Jim Robertson, who has died at the age of 78, was a teacher of maths in Orkney. Born on a dairy farm at Viewfield, outside Kirkwall, he always regarded himself as a country boy.

Jim attended Kirkwall Grammar where he discovered a talent for mathematics, which he pursued at Aberdeen University. His love of music was noticed by the Boys’ Brigade piping tutor, Jimmy Cooper, who taught him the bagpipes from the age of 10. Piping was a lifelong passion, and in retirement Jim became an active member of the Kirkwall city pipe band.

In his last years at school he started to take an active interest in progressive politics. He joined the Labour Party around 1958 and never left it, although he was variously on the party left, right and then the left again. It wasn’t that Jim changed, but that the party moved around him.

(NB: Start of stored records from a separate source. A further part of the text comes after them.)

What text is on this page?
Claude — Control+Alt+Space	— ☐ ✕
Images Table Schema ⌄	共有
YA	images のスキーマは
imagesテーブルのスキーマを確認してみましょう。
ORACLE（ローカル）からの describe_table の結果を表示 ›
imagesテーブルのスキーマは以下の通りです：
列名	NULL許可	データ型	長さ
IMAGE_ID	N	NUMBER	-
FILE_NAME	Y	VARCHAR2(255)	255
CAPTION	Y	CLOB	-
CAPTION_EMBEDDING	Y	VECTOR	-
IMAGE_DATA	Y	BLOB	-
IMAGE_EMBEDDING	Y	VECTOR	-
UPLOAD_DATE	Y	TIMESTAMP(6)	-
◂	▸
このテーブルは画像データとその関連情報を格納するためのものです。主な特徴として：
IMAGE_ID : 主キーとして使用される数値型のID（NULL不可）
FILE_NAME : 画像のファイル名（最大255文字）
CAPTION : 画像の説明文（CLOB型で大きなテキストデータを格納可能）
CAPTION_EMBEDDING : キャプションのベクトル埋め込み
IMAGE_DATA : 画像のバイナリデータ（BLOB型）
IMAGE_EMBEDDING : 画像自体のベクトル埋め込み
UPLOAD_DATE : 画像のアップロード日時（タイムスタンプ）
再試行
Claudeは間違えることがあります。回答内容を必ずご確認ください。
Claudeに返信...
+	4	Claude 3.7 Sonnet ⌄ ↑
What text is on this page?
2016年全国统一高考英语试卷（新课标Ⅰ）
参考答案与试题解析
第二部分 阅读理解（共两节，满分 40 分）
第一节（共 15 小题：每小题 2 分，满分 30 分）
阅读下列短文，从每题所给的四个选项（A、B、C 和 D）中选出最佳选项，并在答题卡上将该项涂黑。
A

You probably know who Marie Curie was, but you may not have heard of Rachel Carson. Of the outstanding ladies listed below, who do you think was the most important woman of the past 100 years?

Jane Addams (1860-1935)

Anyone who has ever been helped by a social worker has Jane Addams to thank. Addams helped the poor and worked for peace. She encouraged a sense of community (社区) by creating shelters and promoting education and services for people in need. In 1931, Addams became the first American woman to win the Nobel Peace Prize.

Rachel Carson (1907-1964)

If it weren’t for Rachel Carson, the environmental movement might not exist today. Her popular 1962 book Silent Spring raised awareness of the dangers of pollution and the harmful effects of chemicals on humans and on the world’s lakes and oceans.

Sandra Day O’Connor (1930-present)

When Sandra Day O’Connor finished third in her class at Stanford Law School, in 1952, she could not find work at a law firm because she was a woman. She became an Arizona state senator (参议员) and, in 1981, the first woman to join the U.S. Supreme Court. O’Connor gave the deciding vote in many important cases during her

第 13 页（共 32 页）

After university, he did two years of national service with the RAF and was stationed in the desert near Baghdad during the Suez crisis. While he was there, he learned to play the tenor horn, but he was always drawn to the trombone and after leaving the RAF he bought one and taught himself to master it. He played with the Kirkwall town band for over 30 years, as well as various county and local orchestras.

On leaving the RAF, Jim joined engineering company Vickers Armstrong and worked in Swindon, but soon decided that commercial industry was not for him and looked for a way back to his Orkney home. While in the RAF, he had enjoyed teaching maths and, after retraining, landed a teaching post at Stromness Academy.

In 1961 Jim married Jean Roberts, a young home economics teacher. In 1972, he was made principal teacher of maths at his old school, Kirkwall Grammar.

He was extremely fair, put others before himself and took the most difficult classes, not only to help the staff but also to try to help the pupils. He had a reputation as a fearsome corridor disciplinarian, but in the classroom he was more engaging. Among friends he still loved to have a drink, a dance, and a good singsong. He was notorious for being the last one to leave any party.

Jim read widely from a young age and continued into old age. Very few topics were outside his interest and he often had several books on the go covering politics, history, language, maths, science, philosophy and religion. A few days before he died he was grappling with Ha-Joon Chang’s 23 Things They Don’t Tell You About Capitalism.

For over 10 years he read for the Orkney Talking Newspaper and also helped out at the Orkney wireless museum.